Winners and Losers
Sometimes quants who get involved with building new economic capital models have the opinion that their work will reveal the truth about the risks of the group and that the best approach is to just let the truth be told and let the chips fall where they may.
Then they are completely surprised that their project has enemies within management. And that those enemies are actively at work undermining the credibility of the model. Eventually, the modelers are faced with a choice of adjusting the model assumptions to suit those enemies or having the entire project discarded because it has failed to get the confidence of management.
But that situation is actually totally predictable.
That is because it is almost a sure thing that the first comprehensive and consistent look at the group’s risks will reveal winners and losers. And if this really is a new way of approaching things, one or more of the losers will come as a complete surprise to many.
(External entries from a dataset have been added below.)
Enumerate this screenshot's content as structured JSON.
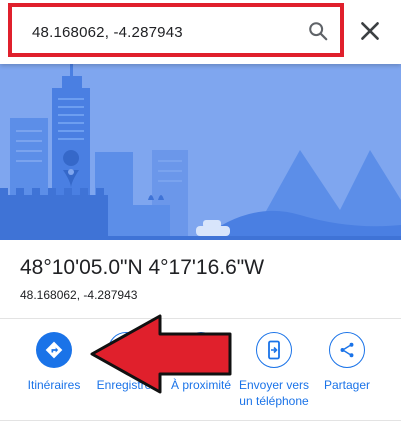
{
  "search": {
    "query": "48.168062, -4.287943"
  },
  "place": {
    "title": "48°10'05.0\"N 4°17'16.6\"W",
    "subtitle": "48.168062, -4.287943"
  },
  "actions": [
    {
      "label": "Itinéraires",
      "icon": "directions-icon"
    },
    {
      "label": "Enregistrer",
      "icon": "bookmark-icon"
    },
    {
      "label": "À proximité",
      "icon": "nearby-icon"
    },
    {
      "label_line1": "Envoyer vers",
      "label_line2": "un téléphone",
      "icon": "send-to-phone-icon"
    },
    {
      "label": "Partager",
      "icon": "share-icon"
    }
  ],
  "colors": {
    "accent": "#1a73e8",
    "annotation": "#e0202c",
    "hero_sky": "#7fa6ef"
  }
}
The easiest path for the managers of the new loser business is to undermine the model. And it is completely natural to find that they will usually be completely skeptical of this new model that makes their business look bad. It is quite likely that they do not think that their business takes too much risk or has too little profits in comparison to their risk.
In the most primitive basis, I saw this first in the late 1970’s when the life insurer where I worked shifted from a risk approach that allocated all capital in proportion to reserves to one that recognized the insurance risk as well as the investment risk as two separate factors. The term insurance products suddenly were found to be drastically underpriced. Of course, the product manager of that product was an instant enemy of the new approach and was able to find many reasons why capital shouldn’t be allocated to insurance risk.
The same sorts of issues had been experienced by firms when they first adopted nat cat models and shifted from a volatility risk focus to a ruin risk focus.
What needs to be done to diffuse these sorts of issues, is that steps must be taken to separate the message from the messenger. There are 2 main ways to accomplish this:
- The message about the new level of risks needs to be delivered long before the model is completed. This cannot wait until the model is available and the exact values are completely known. Management should be exposed to broad approximations of the findings of the model at the earliest possible date. And the rationale for the levels of the risk needs to be revealed and discussed and agreed long before the model is completed.
- Once the broad levels of the risk are accepted and the problem areas are known, a realistic period of time should be identified for resolving these newly identified problems. And appropriate resources allocated to developing the solution. Too often the reaction is to keep doing business and avoid attempting a solution.
That way, the model can take its rightful place as a bringer of light to the risk situation, rather than the enemy of one or more businesses.